Discussion and Limitations

This method for aggregate imputation of race/ethnicity assumes that, at the individual case/patient level, race/ethnicity is missing at random (MAR), but not missing completely at random (MCAR). There are multiple systematic (e.g. logistical, organizational, and/or temporal) factors that result in missing race/ethnicity information for individual COVID-19 cases. However, I assume that these factors are not directly related to the race/ethnicity of any individual person with COVID-19, so the data are not “missing not at random” (MNAR). These statistical assumptions are based in part on empirical findings from the report Addressing Gaps in Public Health Reporting of Race and Ethnicity Data for COVID-19: Findings & Recommendations Among 45 State & Local Health Departments released by the Council of State and Territorial Epidemiologists in 2022.

Nonetheless, the assumption that race/ethnicity data missing from COVID-19 case reports are missing at random could be incorrect for one or more states. Many state epidemiologists reported in the spring of 2021 that they believed that patient hesitancy to reveal race/ethnicity information at the time of COVID-19 testing or clinical encounter was contributing to the problem of missing data. If individual hesitancy is a larger issue for some racial/ethnic groups compared with others, then data “missing not at random” (MNAR) could occur. The specific reasons for data missingness are state-specific (and probably locally specific) and are mostly unknown at the present time. Furthermore, there may be a mixture of reasons, some of which result in data MAR and some of which lead to data MNAR – meaning that the race/ethnicity of individual persons directly impacts the likelihood of that data being recorded and eventually reported to the CDC.

One possible MNAR scenario should be investigated further. If the failure of some laboratories to collect and report individual demographic data is non-random geographically, then MNAR race/ethnicity data could result, even if there is no difference in the way groups of individuals are treated within those laboratories. The reason is that in most states, there is considerable spatial segregation of household residence by race/ethnicity. So, for example, if laboratories serving predominantly Black residential areas are less likely to report COVID-19 case demographics than laboratories serving predominantly non-Black residential areas, then differential non-ascertainment of Black COVID-19 cases will result.

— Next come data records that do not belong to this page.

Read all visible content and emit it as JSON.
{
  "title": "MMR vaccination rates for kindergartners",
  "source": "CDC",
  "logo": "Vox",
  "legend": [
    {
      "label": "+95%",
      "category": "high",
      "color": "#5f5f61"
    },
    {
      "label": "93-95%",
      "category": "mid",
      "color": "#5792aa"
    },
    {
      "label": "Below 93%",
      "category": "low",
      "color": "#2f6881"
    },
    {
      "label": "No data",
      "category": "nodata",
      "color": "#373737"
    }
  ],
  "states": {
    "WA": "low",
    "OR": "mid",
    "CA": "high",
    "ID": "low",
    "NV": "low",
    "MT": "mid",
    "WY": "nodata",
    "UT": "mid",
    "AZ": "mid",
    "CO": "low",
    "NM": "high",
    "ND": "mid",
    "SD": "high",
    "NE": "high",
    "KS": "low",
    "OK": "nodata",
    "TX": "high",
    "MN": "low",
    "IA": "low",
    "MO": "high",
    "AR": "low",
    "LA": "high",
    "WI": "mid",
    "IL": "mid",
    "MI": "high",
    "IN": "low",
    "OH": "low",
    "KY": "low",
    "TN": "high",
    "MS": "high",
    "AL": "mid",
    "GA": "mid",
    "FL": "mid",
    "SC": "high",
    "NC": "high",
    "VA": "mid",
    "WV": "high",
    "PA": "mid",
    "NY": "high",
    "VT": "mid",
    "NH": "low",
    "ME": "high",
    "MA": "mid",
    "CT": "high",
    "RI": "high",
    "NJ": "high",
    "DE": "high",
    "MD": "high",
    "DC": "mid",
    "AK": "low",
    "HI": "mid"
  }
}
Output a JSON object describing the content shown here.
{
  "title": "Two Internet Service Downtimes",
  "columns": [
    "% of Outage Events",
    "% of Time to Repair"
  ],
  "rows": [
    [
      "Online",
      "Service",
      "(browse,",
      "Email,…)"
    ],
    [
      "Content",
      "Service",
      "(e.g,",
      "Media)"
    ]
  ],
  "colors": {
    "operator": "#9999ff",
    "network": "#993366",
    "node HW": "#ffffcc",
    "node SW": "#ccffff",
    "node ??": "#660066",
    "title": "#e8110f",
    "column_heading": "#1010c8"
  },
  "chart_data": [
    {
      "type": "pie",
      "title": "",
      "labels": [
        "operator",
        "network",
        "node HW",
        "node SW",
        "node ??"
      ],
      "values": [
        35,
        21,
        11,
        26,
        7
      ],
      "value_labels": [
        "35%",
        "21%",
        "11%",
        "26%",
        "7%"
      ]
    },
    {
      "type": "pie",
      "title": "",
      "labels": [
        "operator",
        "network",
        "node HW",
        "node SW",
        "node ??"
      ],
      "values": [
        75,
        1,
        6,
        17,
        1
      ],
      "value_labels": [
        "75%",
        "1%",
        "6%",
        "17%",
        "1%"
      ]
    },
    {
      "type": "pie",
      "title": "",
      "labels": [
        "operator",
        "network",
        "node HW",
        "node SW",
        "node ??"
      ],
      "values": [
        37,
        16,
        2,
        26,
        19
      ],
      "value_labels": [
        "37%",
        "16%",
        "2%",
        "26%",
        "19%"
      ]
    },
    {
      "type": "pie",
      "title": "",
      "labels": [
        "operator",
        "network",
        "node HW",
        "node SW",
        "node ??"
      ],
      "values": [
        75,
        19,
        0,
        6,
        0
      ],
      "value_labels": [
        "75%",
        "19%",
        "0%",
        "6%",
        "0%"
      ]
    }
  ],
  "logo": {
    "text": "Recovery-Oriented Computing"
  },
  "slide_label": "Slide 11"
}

Another important caveat to this imputation method is less obvious, and has to do with secular trends in COVID-19 incidence. In each state, over time, the racial/ethnic distribution of cases has changed. In the California example, aggregate race/ethnicity counts were imputed only for cumulative incidence data. To apply this method for investigation of racial/ethnic disparities over time, one would need to ascertain the racial/ethnic distribution of cases at multiple points in time (e.g. monthly or quarterly) and then apply time period appropriate percentages to calculate time period specific case counts.


More than two and a half years into the COVID-19 pandemic, basic surveillance of new cases in the United States still suffers from serious data limitations, particularly for reporting of race/ethnicity. Evaluating racial/ethnic disparities requires complete age-specific COVID-19 case counts, so that age-adjusted (or age-specific) incidence rates can be calculated. Comparison of crude (all ages but not age-adjusted) rates is scientifically inappropriate when racial/ethnic groups have different population age distributions, as elaborated in my recent blog post on COVID-19 mortality disparities.

The aggregate race/ethnicity imputation method explained here, while not perfect, provides an immediate and accessible solution for public health professionals seeking to monitor racial/ethnic disparities in COVID-19 incidence.